太郎は水になりたかった

太郎は水になりたかった

『太郎は水になりたかった』とは、大橋裕之による漫画作品。リイド社が運営するweb漫画サイト「トーチweb」にて連載された。単行本は全3巻。
ドクロのような顔をした中学生の太郎には、アサリの中身のような頭をしたヤスシという親友がいる。太郎は学校で決して目立つ存在ではないが、ヤスシのような友人に恵まれ、恋を知り、一見無意味なことに意味を見出しながら日常生活を送っている。父親が喫茶店を営む太郎の家には、なぜか母親の姿がない。常に母親の存在を心に引っかかりとして抱えながら、思春期を生きる太郎の姿を描いた青春ドラマである。

01009moonのレビュー・評価・感想

太郎は水になりたかった
9

ちょっと恥ずかしいけど、青春

トーチwebにて連載されている漫画、太郎は水になりたかったを紹介します。
作者は大橋裕之さんで、女子SPA!でもイラストを見かけた方もいらっしゃると思います。描き味が独特で一度見たらこの方だとわかる絵柄です。
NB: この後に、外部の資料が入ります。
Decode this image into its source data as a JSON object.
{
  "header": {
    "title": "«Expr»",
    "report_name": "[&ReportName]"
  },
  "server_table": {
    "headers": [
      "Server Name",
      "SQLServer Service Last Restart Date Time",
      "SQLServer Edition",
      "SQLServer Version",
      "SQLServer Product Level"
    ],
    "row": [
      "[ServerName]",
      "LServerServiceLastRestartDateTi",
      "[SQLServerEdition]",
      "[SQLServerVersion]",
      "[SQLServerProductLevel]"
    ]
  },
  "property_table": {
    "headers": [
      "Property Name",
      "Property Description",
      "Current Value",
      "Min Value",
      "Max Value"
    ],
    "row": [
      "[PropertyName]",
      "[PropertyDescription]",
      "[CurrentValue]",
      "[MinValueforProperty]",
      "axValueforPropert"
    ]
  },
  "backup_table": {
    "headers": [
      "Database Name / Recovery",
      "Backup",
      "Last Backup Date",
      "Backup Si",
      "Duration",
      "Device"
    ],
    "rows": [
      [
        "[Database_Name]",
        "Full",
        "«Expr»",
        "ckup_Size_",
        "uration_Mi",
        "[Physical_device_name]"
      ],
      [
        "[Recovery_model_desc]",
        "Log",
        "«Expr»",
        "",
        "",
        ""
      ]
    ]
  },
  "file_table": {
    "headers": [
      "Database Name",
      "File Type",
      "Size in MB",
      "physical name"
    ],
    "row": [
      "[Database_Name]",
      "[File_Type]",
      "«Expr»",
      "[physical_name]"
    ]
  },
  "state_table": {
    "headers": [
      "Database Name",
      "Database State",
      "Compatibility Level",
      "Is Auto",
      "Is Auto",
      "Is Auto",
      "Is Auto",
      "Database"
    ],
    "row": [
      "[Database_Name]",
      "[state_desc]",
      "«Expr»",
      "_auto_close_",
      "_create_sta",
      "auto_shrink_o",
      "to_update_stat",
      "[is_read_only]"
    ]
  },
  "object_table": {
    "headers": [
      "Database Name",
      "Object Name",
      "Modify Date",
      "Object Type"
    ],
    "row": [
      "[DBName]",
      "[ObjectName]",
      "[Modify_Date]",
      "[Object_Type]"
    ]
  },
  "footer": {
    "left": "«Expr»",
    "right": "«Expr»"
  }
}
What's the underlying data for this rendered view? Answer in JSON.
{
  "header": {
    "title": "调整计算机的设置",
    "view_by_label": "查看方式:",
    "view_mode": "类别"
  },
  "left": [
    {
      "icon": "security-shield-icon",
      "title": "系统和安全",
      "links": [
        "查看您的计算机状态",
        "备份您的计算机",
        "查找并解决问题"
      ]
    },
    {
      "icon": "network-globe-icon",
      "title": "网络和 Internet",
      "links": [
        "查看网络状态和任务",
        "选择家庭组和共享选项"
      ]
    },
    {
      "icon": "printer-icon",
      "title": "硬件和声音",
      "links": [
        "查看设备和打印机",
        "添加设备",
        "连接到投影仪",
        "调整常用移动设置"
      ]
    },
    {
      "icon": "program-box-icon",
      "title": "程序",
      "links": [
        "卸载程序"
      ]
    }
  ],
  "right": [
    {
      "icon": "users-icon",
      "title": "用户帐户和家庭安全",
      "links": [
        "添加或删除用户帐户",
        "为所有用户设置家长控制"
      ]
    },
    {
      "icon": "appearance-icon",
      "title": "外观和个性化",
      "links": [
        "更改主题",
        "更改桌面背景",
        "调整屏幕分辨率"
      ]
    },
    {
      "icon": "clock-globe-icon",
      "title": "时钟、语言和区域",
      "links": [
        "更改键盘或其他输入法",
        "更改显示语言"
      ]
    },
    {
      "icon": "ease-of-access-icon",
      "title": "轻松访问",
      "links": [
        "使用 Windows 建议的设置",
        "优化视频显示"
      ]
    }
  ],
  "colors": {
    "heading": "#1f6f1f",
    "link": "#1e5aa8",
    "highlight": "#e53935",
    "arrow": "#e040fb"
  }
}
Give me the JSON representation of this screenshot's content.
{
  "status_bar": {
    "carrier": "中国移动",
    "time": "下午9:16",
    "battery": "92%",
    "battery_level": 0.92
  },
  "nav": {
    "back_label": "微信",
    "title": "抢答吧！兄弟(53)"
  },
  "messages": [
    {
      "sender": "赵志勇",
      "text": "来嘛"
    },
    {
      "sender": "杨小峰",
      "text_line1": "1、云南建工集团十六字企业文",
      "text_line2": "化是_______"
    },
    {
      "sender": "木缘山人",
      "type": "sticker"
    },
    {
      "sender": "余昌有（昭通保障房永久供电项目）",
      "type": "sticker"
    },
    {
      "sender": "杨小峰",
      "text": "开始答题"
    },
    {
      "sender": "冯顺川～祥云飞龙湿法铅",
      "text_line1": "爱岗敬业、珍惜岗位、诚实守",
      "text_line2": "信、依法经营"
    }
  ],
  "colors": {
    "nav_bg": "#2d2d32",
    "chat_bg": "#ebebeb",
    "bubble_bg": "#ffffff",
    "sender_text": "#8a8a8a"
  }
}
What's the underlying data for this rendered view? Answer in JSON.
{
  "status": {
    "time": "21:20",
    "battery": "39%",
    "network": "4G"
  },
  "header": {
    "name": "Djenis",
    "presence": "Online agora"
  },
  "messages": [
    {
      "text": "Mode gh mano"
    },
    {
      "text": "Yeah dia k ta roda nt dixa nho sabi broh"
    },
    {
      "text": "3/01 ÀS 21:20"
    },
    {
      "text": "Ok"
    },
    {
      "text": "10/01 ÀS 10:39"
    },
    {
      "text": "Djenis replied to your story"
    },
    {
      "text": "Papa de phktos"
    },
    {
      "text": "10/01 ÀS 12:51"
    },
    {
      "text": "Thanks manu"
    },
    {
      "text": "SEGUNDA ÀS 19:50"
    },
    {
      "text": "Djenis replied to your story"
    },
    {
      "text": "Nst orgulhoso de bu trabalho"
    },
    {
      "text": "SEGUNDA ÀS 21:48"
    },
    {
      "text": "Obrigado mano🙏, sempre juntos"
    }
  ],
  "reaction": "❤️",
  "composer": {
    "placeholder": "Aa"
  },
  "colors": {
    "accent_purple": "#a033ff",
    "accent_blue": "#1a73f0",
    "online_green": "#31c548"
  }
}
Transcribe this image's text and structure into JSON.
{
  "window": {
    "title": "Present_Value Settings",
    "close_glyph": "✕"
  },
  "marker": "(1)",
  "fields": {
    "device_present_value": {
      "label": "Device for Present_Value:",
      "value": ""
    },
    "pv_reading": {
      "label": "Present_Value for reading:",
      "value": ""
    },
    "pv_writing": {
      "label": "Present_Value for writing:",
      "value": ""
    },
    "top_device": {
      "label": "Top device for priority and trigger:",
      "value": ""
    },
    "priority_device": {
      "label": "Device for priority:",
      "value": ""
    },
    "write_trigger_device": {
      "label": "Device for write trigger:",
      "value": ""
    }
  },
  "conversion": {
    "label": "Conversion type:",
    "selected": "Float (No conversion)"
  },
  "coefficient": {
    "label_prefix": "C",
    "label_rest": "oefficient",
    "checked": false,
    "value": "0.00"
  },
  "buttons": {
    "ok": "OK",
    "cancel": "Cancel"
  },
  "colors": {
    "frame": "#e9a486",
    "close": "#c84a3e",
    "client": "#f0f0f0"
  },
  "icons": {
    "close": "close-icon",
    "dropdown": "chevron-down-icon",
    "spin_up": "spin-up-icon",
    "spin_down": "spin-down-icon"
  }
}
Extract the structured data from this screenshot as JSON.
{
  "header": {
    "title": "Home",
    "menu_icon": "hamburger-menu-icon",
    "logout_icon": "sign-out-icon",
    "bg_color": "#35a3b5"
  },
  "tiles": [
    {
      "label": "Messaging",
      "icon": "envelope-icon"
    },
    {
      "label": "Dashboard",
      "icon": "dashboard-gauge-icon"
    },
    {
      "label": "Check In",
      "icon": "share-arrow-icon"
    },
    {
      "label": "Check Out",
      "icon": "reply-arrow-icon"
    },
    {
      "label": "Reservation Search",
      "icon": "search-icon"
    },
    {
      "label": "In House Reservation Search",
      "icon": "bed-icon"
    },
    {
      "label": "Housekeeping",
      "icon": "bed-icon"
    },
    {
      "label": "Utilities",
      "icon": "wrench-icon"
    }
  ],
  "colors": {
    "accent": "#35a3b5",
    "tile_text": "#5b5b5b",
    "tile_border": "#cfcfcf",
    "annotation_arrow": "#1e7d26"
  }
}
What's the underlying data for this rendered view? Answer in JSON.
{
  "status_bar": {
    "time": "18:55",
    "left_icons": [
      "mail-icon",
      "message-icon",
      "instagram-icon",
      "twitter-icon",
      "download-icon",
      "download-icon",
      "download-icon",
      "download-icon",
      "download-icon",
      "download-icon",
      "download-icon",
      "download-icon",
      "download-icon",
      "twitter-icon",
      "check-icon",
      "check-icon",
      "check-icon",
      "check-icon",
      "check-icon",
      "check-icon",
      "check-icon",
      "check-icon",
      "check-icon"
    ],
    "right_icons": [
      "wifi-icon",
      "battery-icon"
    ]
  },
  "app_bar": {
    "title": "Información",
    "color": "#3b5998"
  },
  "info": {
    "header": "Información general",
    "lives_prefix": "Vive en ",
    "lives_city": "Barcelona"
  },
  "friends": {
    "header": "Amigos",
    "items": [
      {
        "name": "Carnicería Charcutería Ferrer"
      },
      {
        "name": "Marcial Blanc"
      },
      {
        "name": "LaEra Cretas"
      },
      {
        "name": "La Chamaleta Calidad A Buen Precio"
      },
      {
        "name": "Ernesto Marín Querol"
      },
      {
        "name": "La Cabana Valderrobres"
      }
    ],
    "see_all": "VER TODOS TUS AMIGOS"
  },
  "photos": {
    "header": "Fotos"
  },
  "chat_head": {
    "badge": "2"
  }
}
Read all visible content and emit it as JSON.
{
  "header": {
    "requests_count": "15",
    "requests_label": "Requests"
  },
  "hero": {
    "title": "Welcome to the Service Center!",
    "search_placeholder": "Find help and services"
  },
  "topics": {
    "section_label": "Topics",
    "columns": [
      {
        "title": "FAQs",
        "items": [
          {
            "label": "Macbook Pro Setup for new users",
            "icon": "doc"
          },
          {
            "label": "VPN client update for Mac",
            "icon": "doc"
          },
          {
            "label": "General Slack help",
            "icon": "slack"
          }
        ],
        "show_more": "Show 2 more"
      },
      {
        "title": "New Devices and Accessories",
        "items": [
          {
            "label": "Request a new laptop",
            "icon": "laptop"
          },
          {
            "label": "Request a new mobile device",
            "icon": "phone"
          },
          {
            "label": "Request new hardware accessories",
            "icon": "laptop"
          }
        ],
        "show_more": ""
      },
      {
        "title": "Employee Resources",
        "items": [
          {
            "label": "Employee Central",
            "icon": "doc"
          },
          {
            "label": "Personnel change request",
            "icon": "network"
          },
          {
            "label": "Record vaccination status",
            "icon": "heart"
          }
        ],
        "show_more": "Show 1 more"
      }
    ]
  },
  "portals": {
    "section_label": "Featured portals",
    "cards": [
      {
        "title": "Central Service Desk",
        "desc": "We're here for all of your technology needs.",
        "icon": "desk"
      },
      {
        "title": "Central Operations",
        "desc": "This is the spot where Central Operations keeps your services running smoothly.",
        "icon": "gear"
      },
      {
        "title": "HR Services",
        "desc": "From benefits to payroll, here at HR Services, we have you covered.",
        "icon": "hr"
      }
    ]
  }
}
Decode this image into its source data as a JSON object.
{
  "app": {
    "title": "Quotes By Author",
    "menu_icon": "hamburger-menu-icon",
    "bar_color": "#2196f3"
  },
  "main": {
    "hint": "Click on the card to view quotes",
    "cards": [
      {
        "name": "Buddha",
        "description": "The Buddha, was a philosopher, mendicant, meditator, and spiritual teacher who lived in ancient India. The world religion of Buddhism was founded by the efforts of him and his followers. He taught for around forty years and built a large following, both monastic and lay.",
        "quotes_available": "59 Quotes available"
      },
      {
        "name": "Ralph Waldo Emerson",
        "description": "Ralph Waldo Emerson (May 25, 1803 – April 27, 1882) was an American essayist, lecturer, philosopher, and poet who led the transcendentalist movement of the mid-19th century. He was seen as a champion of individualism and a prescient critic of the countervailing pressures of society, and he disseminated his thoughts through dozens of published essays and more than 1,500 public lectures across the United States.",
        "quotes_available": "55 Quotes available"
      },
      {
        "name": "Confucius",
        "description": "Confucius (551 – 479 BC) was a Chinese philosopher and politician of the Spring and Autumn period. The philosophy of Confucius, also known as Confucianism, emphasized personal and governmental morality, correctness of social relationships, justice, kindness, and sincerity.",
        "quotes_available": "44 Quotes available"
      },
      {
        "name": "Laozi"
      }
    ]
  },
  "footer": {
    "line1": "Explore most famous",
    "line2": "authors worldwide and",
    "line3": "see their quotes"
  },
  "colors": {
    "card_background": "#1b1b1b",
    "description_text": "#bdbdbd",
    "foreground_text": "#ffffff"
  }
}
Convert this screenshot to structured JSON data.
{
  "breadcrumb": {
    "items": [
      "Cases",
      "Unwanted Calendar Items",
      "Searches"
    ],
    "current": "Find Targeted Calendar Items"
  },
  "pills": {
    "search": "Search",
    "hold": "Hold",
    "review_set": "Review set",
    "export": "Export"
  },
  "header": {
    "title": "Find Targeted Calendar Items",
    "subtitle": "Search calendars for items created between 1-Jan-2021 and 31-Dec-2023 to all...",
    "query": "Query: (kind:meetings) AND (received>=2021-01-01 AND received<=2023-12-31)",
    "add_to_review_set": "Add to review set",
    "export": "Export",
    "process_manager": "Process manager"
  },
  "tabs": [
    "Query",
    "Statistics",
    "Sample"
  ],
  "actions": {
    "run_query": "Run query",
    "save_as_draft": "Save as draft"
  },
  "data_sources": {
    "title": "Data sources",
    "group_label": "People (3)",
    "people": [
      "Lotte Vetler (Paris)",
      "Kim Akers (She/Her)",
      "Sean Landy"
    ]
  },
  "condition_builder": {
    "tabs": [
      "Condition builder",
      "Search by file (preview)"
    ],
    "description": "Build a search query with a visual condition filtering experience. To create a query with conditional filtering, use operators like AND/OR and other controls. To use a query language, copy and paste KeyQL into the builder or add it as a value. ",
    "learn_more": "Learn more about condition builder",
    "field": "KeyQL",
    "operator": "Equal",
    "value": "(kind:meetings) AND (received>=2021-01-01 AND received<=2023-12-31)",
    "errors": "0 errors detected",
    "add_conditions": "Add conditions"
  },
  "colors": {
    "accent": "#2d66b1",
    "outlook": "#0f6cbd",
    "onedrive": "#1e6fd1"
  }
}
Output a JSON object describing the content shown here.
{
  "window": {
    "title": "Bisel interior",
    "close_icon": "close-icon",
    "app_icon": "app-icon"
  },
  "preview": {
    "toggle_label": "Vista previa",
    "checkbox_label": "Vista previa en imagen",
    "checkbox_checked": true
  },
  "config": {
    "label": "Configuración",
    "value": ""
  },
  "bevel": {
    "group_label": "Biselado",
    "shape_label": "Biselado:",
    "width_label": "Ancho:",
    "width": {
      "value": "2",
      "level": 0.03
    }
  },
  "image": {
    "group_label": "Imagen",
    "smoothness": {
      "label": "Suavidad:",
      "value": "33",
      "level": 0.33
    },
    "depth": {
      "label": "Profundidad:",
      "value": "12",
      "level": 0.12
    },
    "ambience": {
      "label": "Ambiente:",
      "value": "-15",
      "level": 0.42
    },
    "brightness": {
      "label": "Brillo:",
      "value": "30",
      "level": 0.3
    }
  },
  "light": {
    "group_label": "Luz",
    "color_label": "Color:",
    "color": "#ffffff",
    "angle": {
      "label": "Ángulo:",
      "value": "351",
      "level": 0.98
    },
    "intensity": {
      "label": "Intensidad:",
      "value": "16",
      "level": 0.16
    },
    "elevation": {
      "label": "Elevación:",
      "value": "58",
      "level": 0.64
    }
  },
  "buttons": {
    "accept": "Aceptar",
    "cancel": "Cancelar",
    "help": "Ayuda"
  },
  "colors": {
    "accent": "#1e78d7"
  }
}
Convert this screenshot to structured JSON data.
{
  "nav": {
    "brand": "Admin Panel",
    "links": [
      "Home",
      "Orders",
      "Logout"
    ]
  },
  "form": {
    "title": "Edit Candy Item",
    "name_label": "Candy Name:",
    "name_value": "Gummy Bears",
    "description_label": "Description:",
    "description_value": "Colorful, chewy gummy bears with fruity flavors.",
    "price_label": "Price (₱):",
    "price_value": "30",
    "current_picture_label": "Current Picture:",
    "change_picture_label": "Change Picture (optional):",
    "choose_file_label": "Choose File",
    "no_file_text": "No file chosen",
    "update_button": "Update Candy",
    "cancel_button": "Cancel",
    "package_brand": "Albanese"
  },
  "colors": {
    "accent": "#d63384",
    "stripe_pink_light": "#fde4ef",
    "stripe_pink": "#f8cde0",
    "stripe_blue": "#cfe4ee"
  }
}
サラっと下線で描かれるキャラクターの表情がわざとらしくなく、妙にリアリティがあり見ていて面白いです。
主人公はドクロっぽい顔をした太郎で、クラスで人気者メンバーではない太郎と友達のヤスシが中心となり、日常の何気ない話や静かに心がざわつく話が描かれています。
読んでいると感情移入してしまい、ヒーヒー独り言を言ってしまったり、こんな話したくてもできなかったな…。とか、くだらない話をできた友達や学校生活を思い出してなんだか切なくなり、それが個人的にはクセになっています。
大きな起承転結はないのですが、読んでいてジワジワくるストーリーで、恥ずかしい思い出がフラッシュバックし大きな声を出してしまうような、青さ匂い立つ青春を思い出したい方にオススメです。
トーチwebで途中まで無料で読むことができますので、気になる方はチェックしてみて下さい。すると自分の心の中に生えてきた太郎やヤスシを発見してしまうのではないでしょうか…私のように。。。
まだ途中ですがどんな風に展開していくのか楽しみです、是非皆さんも読んで見てください。